Other JS-friendly options:

* [`openapi-typescript`](https://github.com/drwpow/openapi-typescript) — generates pure type definitions, pairs well with `openapi-fetch`.
* [`orval`](https://orval.dev/) — generates React Query hooks alongside types.

### Other languages

`openapi-generator-cli` supports 50+ targets — Python, Go, Ruby, Java, C#, Swift, Kotlin, Rust. Pick the generator (`-g`) that matches your stack.

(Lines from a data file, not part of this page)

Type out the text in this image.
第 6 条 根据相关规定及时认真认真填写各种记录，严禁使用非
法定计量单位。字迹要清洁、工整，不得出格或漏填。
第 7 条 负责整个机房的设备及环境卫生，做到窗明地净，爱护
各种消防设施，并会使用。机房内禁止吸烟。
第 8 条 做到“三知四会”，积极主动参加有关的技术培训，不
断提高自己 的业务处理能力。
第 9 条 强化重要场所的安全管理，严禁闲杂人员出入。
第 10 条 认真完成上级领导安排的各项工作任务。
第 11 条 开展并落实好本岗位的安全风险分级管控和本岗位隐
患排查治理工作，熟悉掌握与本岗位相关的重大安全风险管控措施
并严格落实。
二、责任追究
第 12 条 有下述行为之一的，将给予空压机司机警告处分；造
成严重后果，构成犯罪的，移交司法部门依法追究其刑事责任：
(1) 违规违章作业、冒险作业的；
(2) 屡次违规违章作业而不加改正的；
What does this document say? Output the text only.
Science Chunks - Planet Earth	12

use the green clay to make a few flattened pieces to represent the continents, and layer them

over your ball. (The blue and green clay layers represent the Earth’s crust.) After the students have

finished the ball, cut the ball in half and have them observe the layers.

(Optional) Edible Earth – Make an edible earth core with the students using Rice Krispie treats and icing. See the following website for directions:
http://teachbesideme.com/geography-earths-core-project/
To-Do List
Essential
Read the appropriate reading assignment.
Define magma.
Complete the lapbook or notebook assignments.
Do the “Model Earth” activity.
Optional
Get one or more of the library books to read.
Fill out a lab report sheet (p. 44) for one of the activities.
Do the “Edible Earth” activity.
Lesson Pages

## Importing into REST clients

| Tool                                          | How to import                                                                                        |
| --------------------------------------------- | ---------------------------------------------------------------------------------------------------- |
| **Postman**                                   | New → Import → Link → paste the spec URL. Postman generates a full collection with example requests. |
| **Insomnia**                                  | Application menu → Import → URL → paste. Endpoints appear ready to fire.                             |
| **Bruno**, **Hoppscotch**, **Thunder Client** | All support OpenAPI import via URL or file.                                                          |

When importing, point the auth at your API key and `X-Project-ID` header so requests work out of the box.

## Permissions

The spec itself is not access-controlled per role — it describes the surface area available. Authentication is required to fetch it. Per-record and per-field permissions are enforced at request time by [Role-Based Access](/features/backend/app-services/role-based-access).

## FAQ

<AccordionGroup>
  <Accordion title="Does the spec include my custom functions or App Services endpoints?">
    The auto-generated spec covers Data Model endpoints — CRUD, bulk, aggregate, query, file management, webhooks. Custom functions and custom APIs that you write live alongside but are documented separately.
  </Accordion>

  <Accordion title="How fresh is the spec after a schema change?">
    Cached for 5 minutes with `stale-while-revalidate`. Schema changes regenerate the spec on the next fetch after the cache expires. To force-fresh, fetch from a different environment or wait the cache window out.
  </Accordion>

  <Accordion title="Is the spec OpenAPI 3.0 or 3.1?">
    3.1, which uses the latest JSON Schema draft for component schemas. Most modern tools support it; if you hit a generator that's still on 3.0, downgrade tools rather than the spec.
  </Accordion>

  <Accordion title="Can I publish the spec to my own developer portal?">
    Yes. Cache the JSON and serve it from your portal. For self-updating docs, fetch the spec on a schedule and re-deploy when it changes.
  </Accordion>

  <Accordion title="What's a good code-gen workflow for CI?">
    Pin the generator version, fetch the spec from your `master` environment, generate the client into a build artifact, and check that artifact into version control or publish as an internal package. Run the generator on every Data Model change.